* Nearly all fixed-price contracts
* Tougher line on requirements
* Aggressive engagement with contractors
By Andrea Shalal-Esa
WASHINGTON, Oct 6 (Reuters) - The Navy, buffeted by years of cost overruns and delays in shipbuilding, on Tuesday said it was implementing a host of measures to address past problems and deliver quality ships at affordable prices going forward.
"Our job is to drive the cost of these ships down as much as possible," Rear Admiral William Landay, the Navy's program executive officer for ships, told reporters.
Navy Secretary Ray Mabus and Chief of Naval Operations Gary Roughead had been "very adamant" about the need to make ships and everything else the Navy does more affordable, he said.
Landay outlined a series of measures aimed at getting a grip on costs, including keeping tighter control of military requirements, and evaluating early on whether moves to scale back requirements slightly could lead to big cost benefits.
Landay is managing construction of 20 major surface ships and more than 190 small boats and other watercraft for U.S. agencies and allied nations, and projects for work on 25 to 30 additional major ships over the next five years.
The bulk of the work is done at a few large shipyards, but about 25 shipyards work with the Navy in total. The biggest Navy partners are General Dynamics Corp (GD.N), Northrop Grumman Corp (NOC.N) and Lockheed Martin Corp (LMT.N).
Landay said the changes had emerged over the past year, and were less the result of one key trigger than the growing realization of many officials that management of Navy shipbuilding programs needed better oversight.
In addition to boosting his staff by 25 percent or 67 people, the Navy was also using more fixed price deals which shifted responsibility for any cost overruns to contractors.

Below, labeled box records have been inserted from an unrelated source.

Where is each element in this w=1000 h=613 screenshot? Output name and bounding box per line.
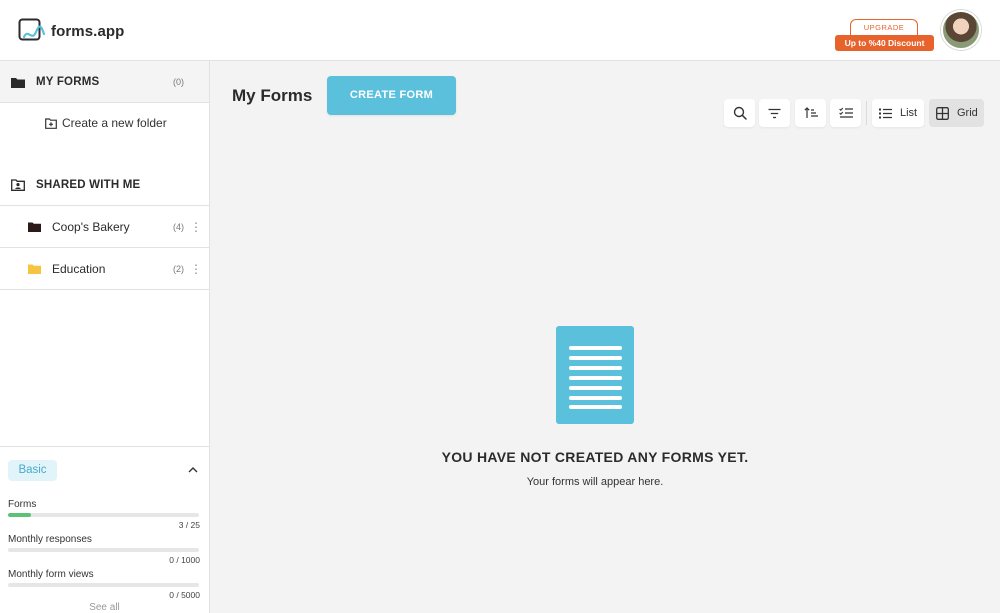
create-form-button[interactable]: CREATE FORM [327,76,456,115]
usage-metric: Forms 3 / 25 [8,499,200,534]
plan-badge: Basic [8,460,57,481]
sort-icon [803,107,818,118]
add-folder-icon [45,117,57,129]
upgrade-discount: Up to %40 Discount [835,35,934,51]
usage-panel: Basic Forms 3 / 25 Monthly responses 0 /… [0,446,209,613]
usage-metric: Monthly responses 0 / 1000 [8,534,200,569]
metric-value: 0 / 5000 [169,590,200,600]
document-icon [556,326,634,424]
metric-value: 0 / 1000 [169,555,200,565]
my-forms-label: MY FORMS [36,75,100,88]
metric-bar [8,548,199,552]
folder-label: Coop's Bakery [52,219,130,234]
upgrade-button[interactable]: UPGRADE Up to %40 Discount [835,19,934,51]
filter-button[interactable] [759,99,790,127]
page-title: My Forms [232,86,313,105]
chevron-up-icon[interactable] [187,464,199,476]
create-folder-label: Create a new folder [62,116,167,130]
filter-icon [768,108,781,118]
top-bar: forms.app UPGRADE Up to %40 Discount [0,0,1000,61]
grid-view-label: Grid [957,107,978,119]
logo-text: forms.app [51,22,125,40]
shared-label: SHARED WITH ME [36,178,141,191]
create-folder-button[interactable]: Create a new folder [45,116,167,130]
metric-value: 3 / 25 [178,520,200,530]
more-options-icon[interactable]: ⋮ [190,262,202,276]
folder-item[interactable]: Education (2) ⋮ [0,248,209,290]
avatar[interactable] [941,10,981,50]
metric-bar [8,583,199,587]
see-all-link[interactable]: See all [0,602,209,613]
upgrade-label: UPGRADE [850,19,918,36]
metric-label: Monthly form views [8,569,94,580]
sidebar: MY FORMS (0) Create a new folder SHARED … [0,61,210,613]
folder-icon [11,77,25,88]
empty-state-subtitle: Your forms will appear here. [526,476,664,488]
logo-icon [18,18,46,41]
metric-bar [8,513,199,517]
folder-icon [28,264,41,274]
sidebar-my-forms[interactable]: MY FORMS (0) [0,61,209,103]
toolbar-divider [866,101,867,125]
list-icon [879,108,892,118]
folder-item[interactable]: Coop's Bakery (4) ⋮ [0,206,209,248]
metric-label: Monthly responses [8,534,92,545]
metric-fill [8,513,31,517]
search-button[interactable] [724,99,755,127]
folder-count: (2) [173,263,184,274]
search-icon [733,106,747,120]
sidebar-shared-with-me[interactable]: SHARED WITH ME [0,164,209,206]
select-icon [838,107,853,118]
folder-icon [28,222,41,232]
list-view-button[interactable]: List [872,99,924,127]
grid-view-button[interactable]: Grid [929,99,984,127]
list-view-label: List [900,107,918,119]
folder-label: Education [52,261,106,276]
grid-icon [936,106,949,120]
more-options-icon[interactable]: ⋮ [190,220,202,234]
metric-label: Forms [8,499,37,510]
empty-state-title: YOU HAVE NOT CREATED ANY FORMS YET. [441,449,749,465]
select-button[interactable] [830,99,861,127]
my-forms-count: (0) [173,76,184,87]
shared-folder-icon [11,178,25,191]
usage-metric: Monthly form views 0 / 5000 [8,569,200,604]
logo[interactable]: forms.app [18,18,124,44]
folder-count: (4) [173,221,184,232]
sort-button[interactable] [795,99,826,127]
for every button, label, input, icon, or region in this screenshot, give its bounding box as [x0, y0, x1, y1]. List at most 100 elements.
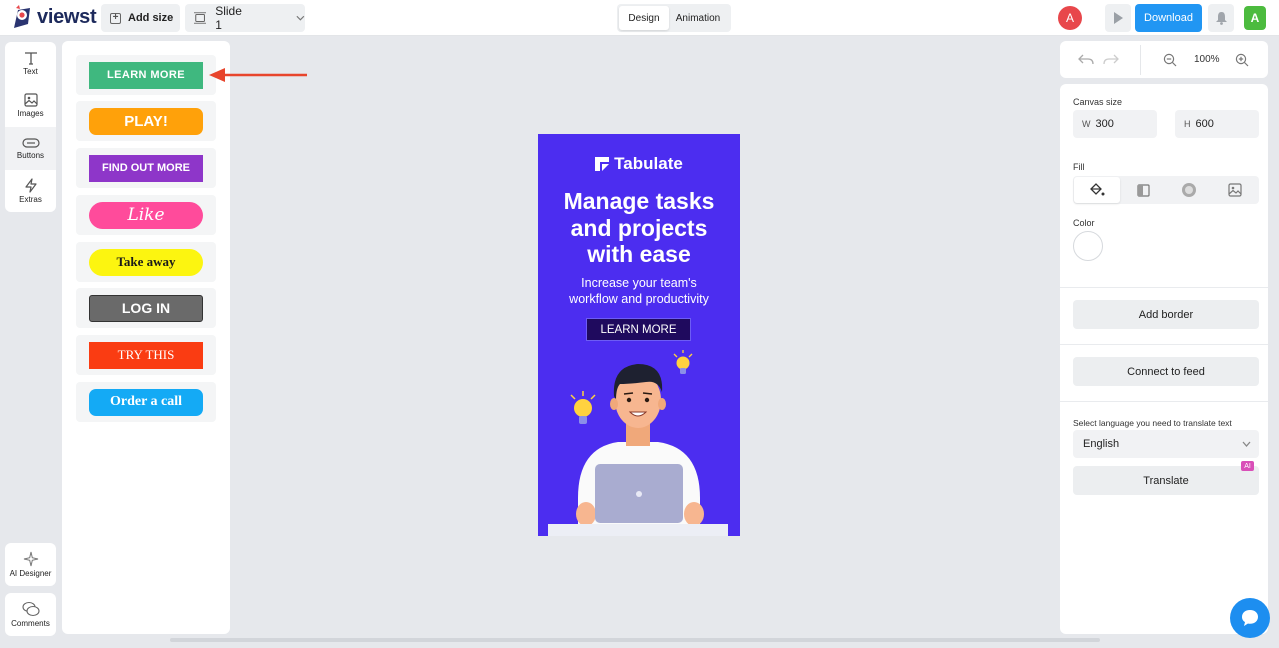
support-chat-button[interactable] — [1230, 598, 1270, 638]
headline-line: with ease — [587, 241, 691, 267]
button-sample: FIND OUT MORE — [89, 154, 203, 182]
fill-solid-option[interactable] — [1074, 177, 1120, 203]
slide-label: Slide 1 — [215, 4, 242, 32]
translate-button[interactable]: Translate — [1073, 466, 1259, 495]
ai-designer-button[interactable]: AI Designer — [5, 543, 56, 586]
chevron-down-icon — [296, 15, 305, 21]
button-sample: TRY THIS — [89, 341, 203, 369]
slide-selector[interactable]: Slide 1 — [185, 4, 305, 32]
fill-gradient-option[interactable] — [1120, 177, 1166, 203]
horizontal-scrollbar[interactable] — [170, 638, 1100, 642]
width-field[interactable]: W 300 — [1073, 110, 1157, 138]
paint-bucket-icon — [1090, 183, 1105, 196]
button-sample: Order a call — [89, 388, 203, 416]
rail-item-extras[interactable]: Extras — [5, 170, 56, 213]
gradient-icon — [1136, 183, 1150, 197]
tab-animation[interactable]: Animation — [669, 6, 727, 30]
comments-icon — [21, 601, 40, 617]
chat-bubble-icon — [1242, 610, 1258, 626]
user-avatar[interactable]: A — [1058, 6, 1082, 30]
rail-item-text[interactable]: Text — [5, 42, 56, 85]
rail-item-label: Text — [23, 66, 38, 76]
headline: Manage tasks and projects with ease — [538, 188, 740, 268]
button-template-take-away[interactable]: Take away — [76, 242, 216, 282]
button-template-find-out-more[interactable]: FIND OUT MORE — [76, 148, 216, 188]
history-zoom-bar: 100% — [1060, 41, 1268, 78]
add-size-label: Add size — [128, 12, 174, 24]
brand-name: Tabulate — [614, 154, 683, 173]
fill-label: Fill — [1073, 162, 1085, 172]
button-template-like[interactable]: Like — [76, 195, 216, 235]
chevron-down-icon — [1242, 441, 1251, 447]
mode-tabs: Design Animation — [617, 4, 731, 32]
plus-square-icon: + — [110, 12, 121, 24]
account-avatar[interactable]: A — [1244, 6, 1266, 30]
subtitle-line: workflow and productivity — [569, 292, 709, 306]
add-size-button[interactable]: + Add size — [101, 4, 180, 32]
sparkle-icon — [23, 551, 38, 567]
app-logo[interactable]: viewst — [10, 4, 97, 30]
comments-button[interactable]: Comments — [5, 593, 56, 636]
download-button[interactable]: Download — [1135, 4, 1202, 32]
tab-design[interactable]: Design — [619, 6, 669, 30]
button-template-play[interactable]: PLAY! — [76, 101, 216, 141]
headline-line: and projects — [570, 214, 708, 241]
connect-to-feed-button[interactable]: Connect to feed — [1073, 357, 1259, 386]
image-icon — [23, 93, 38, 107]
fill-type-selector — [1073, 176, 1259, 204]
button-sample: PLAY! — [89, 107, 203, 135]
color-label: Color — [1073, 218, 1095, 228]
height-field[interactable]: H 600 — [1175, 110, 1259, 138]
button-sample: Take away — [89, 248, 203, 276]
section-divider — [1060, 287, 1268, 288]
ad-canvas[interactable]: Tabulate Manage tasks and projects with … — [538, 134, 740, 536]
viewst-logo-icon — [14, 5, 30, 28]
ai-designer-label: AI Designer — [9, 569, 52, 578]
lightbulb-icon — [570, 391, 596, 424]
lightning-icon — [24, 178, 37, 193]
text-icon — [24, 52, 37, 65]
undo-icon[interactable] — [1078, 53, 1094, 65]
ai-badge: AI — [1241, 461, 1254, 471]
annotation-arrow-icon — [209, 68, 307, 82]
rail-item-images[interactable]: Images — [5, 85, 56, 128]
person-with-laptop-illustration — [548, 350, 728, 536]
button-template-try-this[interactable]: TRY THIS — [76, 335, 216, 375]
button-template-learn-more[interactable]: LEARN MORE — [76, 55, 216, 95]
fill-radial-option[interactable] — [1166, 177, 1212, 203]
redo-icon[interactable] — [1103, 53, 1119, 65]
add-border-button[interactable]: Add border — [1073, 300, 1259, 329]
slide-icon — [194, 12, 207, 24]
brand-lockup: Tabulate — [538, 154, 740, 174]
preview-button[interactable] — [1105, 4, 1131, 32]
rail-item-label: Images — [17, 109, 44, 119]
subtitle-line: Increase your team's — [581, 276, 697, 290]
rail-item-buttons[interactable]: Buttons — [5, 127, 56, 170]
image-fill-icon — [1228, 183, 1242, 197]
color-swatch[interactable] — [1073, 231, 1103, 261]
rail-item-label: Extras — [19, 194, 42, 204]
button-template-log-in[interactable]: LOG IN — [76, 288, 216, 328]
logo-text: viewst — [37, 5, 97, 28]
section-divider — [1060, 401, 1268, 402]
width-prefix: W — [1082, 119, 1091, 129]
width-value: 300 — [1095, 118, 1114, 130]
fill-image-option[interactable] — [1212, 177, 1258, 203]
button-sample: LEARN MORE — [89, 61, 203, 89]
toolbar-divider — [1140, 45, 1141, 75]
lightbulb-icon — [673, 350, 693, 374]
section-divider — [1060, 344, 1268, 345]
tool-rail: Text Images Buttons Extras — [5, 42, 56, 212]
headline-line: Manage tasks — [563, 188, 715, 214]
tabulate-logo-icon — [595, 157, 610, 171]
language-select[interactable]: English — [1073, 430, 1259, 458]
canvas-size-label: Canvas size — [1073, 97, 1123, 107]
bell-icon — [1215, 12, 1227, 25]
canvas-cta-button[interactable]: LEARN MORE — [586, 318, 691, 341]
zoom-level: 100% — [1194, 54, 1220, 65]
button-template-order-a-call[interactable]: Order a call — [76, 382, 216, 422]
zoom-in-icon[interactable] — [1235, 53, 1249, 67]
notifications-button[interactable] — [1208, 4, 1234, 32]
top-bar: viewst + Add size Slide 1 Design Animati… — [0, 0, 1279, 36]
zoom-out-icon[interactable] — [1163, 53, 1177, 67]
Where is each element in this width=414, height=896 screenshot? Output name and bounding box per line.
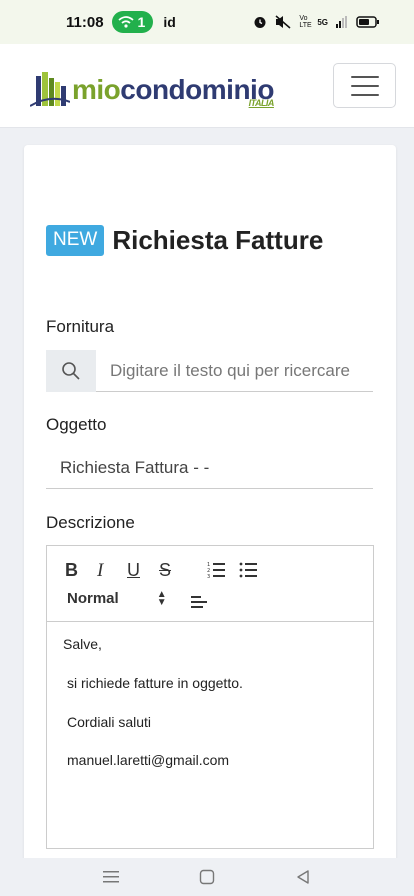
signal-icon [336,16,347,28]
form-card: NEW Richiesta Fatture Fornitura Oggetto … [24,145,396,896]
recent-apps-icon[interactable] [103,870,119,884]
battery-icon [356,16,379,28]
editor-line: Cordiali saluti [67,713,152,730]
logo-wordmark: miocondominio ITALIA [72,74,274,108]
header-select[interactable]: Normal ▲ ▼ [67,588,167,608]
top-navbar: miocondominio ITALIA [0,44,414,128]
network-label: 5G [317,17,328,27]
menu-toggle-button[interactable] [333,63,396,108]
fornitura-search-input[interactable] [96,350,373,391]
volte-label: Vo LTE [299,15,312,29]
search-addon[interactable] [46,350,96,392]
carrier-id: id [163,14,176,30]
hotspot-count: 1 [137,14,146,30]
hamburger-icon-line [350,93,379,96]
search-icon [62,362,80,380]
hamburger-icon-line [350,84,379,87]
system-navigation-bar [0,858,414,896]
fornitura-label: Fornitura [46,317,115,336]
page-title: Richiesta Fatture [112,225,324,255]
status-time: 11:08 [66,13,104,31]
site-logo[interactable]: miocondominio ITALIA [30,64,274,108]
bold-button[interactable]: B [65,560,78,581]
fornitura-search-group [46,350,373,392]
back-icon[interactable] [295,869,311,885]
select-arrows-icon: ▲ ▼ [156,588,167,608]
hamburger-icon-line [350,75,379,78]
status-bar: 11:08 1 id Vo LTE 5G [0,0,414,44]
logo-buildings-icon [30,72,70,107]
align-icon[interactable] [191,594,207,608]
header-select-value: Normal [67,590,119,607]
bullet-list-icon[interactable] [239,561,257,579]
logo-text-mio: mio [72,74,121,105]
wifi-icon [117,16,134,28]
editor-line: Salve, [63,636,102,652]
descrizione-label: Descrizione [46,513,135,532]
editor-toolbar: B I U S 1 2 3 Normal ▲ ▼ [47,546,373,622]
oggetto-label: Oggetto [46,415,107,434]
logo-subtext: ITALIA [248,98,275,108]
mute-icon [275,15,291,29]
home-icon[interactable] [199,869,215,885]
status-icons: Vo LTE 5G [253,15,380,29]
editor-content[interactable]: Salve, si richiede fatture in oggetto. C… [47,622,373,805]
strike-button[interactable]: S [159,560,171,581]
page-heading: NEW Richiesta Fatture [46,225,323,256]
editor-line: si richiede fatture in oggetto. [67,674,243,691]
description-editor: B I U S 1 2 3 Normal ▲ ▼ Salve, si richi… [46,545,374,849]
alarm-icon [254,17,266,28]
svg-text:3: 3 [207,574,210,579]
italic-button[interactable]: I [97,560,103,582]
editor-line: manuel.laretti@gmail.com [67,752,230,769]
oggetto-field[interactable]: Richiesta Fattura - - [46,447,373,489]
hotspot-indicator: 1 [111,11,154,33]
ordered-list-icon[interactable]: 1 2 3 [207,561,225,579]
underline-button[interactable]: U [127,560,140,581]
new-badge: NEW [46,225,105,256]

The Navy was also putting more emphasis on reducing technological risk in programs and ensuring that its ship designs were more mature before construction began, he said.
"We have drawn a line in the sand with ourselves and said we are not going to start ship construction until the designs are very mature," Landay told reporters.
The Navy was also getting more active in its management of contractors, focusing more on the efficiency of production, work flows at the shipyards, increased automation, reduced manning, efficient energy usage and other factors.
"In the past, we've often times been too passive. Now we're trying to be far more aggressive," he said, noting that the emphasis was shifting to managing and evaluating the performance of the companies, not their individual programs.
Landay said the Navy revamped its acquisition plans for Littoral Combat Ships built by Lockheed and General Dynamics after realizing that proceeding with two different designs would not allow the Navy to meet a congressional cost cap of $460 million in fiscal 2010, as required.
He said the first Lockheed LCS ship cost about $637 million and the first General Dynamics ship would likely come in around $704 million when it was delivered by the end of the year.
Landay said the Navy expected to release the cost of the third and fourth ships, which are on fixed-rate contracts, within two to three weeks, now that it had switched plans on how to proceed with the next ships in the class.